What scares western European governments more – Russia or the bond market? By Investing.com
Investing.com – Western European governments face a difficult balancing act between managing security threats and fiscal constraints, according to Citi analysts.
As President Trump renews NATO allies to increase defense spending, questions are being raised about how Western Europe is responding.
Citi highlights that Trump’s pressure can push European nations to allocate 3% of GDP to defense spending, but this goal cannot be achieved until the 2030s.
If countries resist these demands, there could be “real ambivalence about our security guarantees,” which would likely force Europe to unilaterally strengthen its defense capabilities.
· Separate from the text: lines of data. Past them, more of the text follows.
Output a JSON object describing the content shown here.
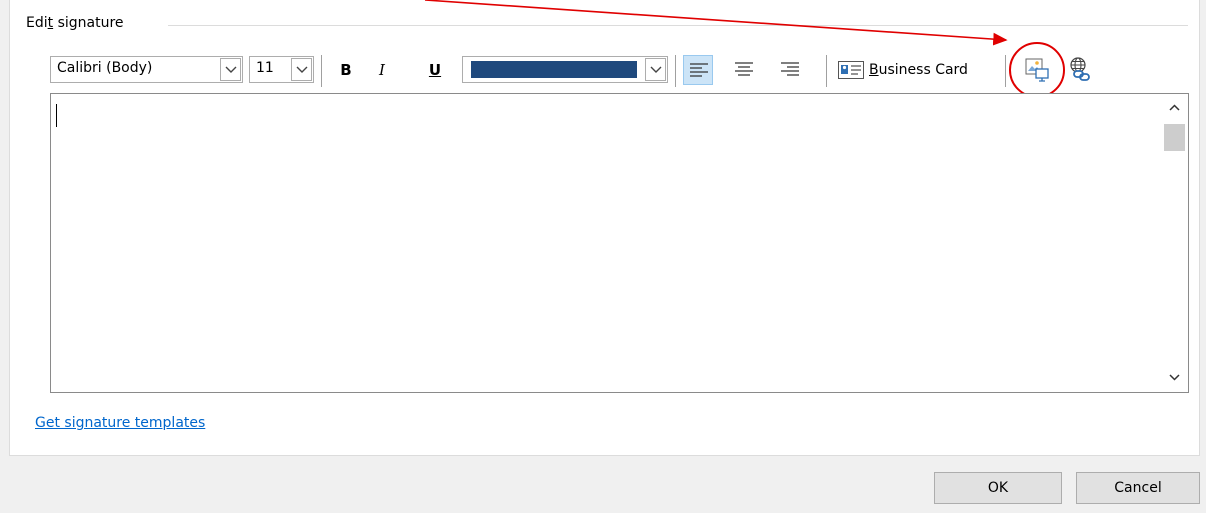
{
  "dialog": {
    "group_title_pre": "Edi",
    "group_title_key": "t",
    "group_title_post": " signature"
  },
  "toolbar": {
    "font_family": "Calibri (Body)",
    "font_size": "11",
    "bold_label": "B",
    "italic_label": "I",
    "underline_label": "U",
    "font_color": "#1f497d",
    "business_card_key": "B",
    "business_card_rest": "usiness Card"
  },
  "editor": {
    "content": ""
  },
  "links": {
    "templates": "Get signature templates"
  },
  "buttons": {
    "ok": "OK",
    "cancel": "Cancel"
  },
  "colors": {
    "annotation": "#e00000",
    "link": "#0066cc",
    "active_align": "#cce4f7"
  }
}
Countries like Poland in Eastern Europe and Scandinavia already spend 4-5% of GDP on defense in response to increased security concerns.
But Western European nations, including the UK and France, have been slower to act, with fiscal constraints, particularly in the UK, posing significant obstacles, according to the bank.
hot[The] A review of the UK’s strategic defense in 2025 could prove to be a clear example of the pressure on the Chancellor of the Exchequer members,” said Citi.
“In the medium term, we believe that Europe’s spending is likely to move higher (although 3% of GDP may be optimistic),” he added. “If European defense spending moves to 3% of GDP in the medium term, we expect to add that additional ~30% across the sector.”
Ultimately, Citi suggests that slow action in Western Europe reflects the tension between the long-term security risks posed by Russia and the immediate fiscal discipline demanded by bond markets.
As Citi puts it, “given the current fiscal constraints … We did not expect to use a significant increase in defense spending.”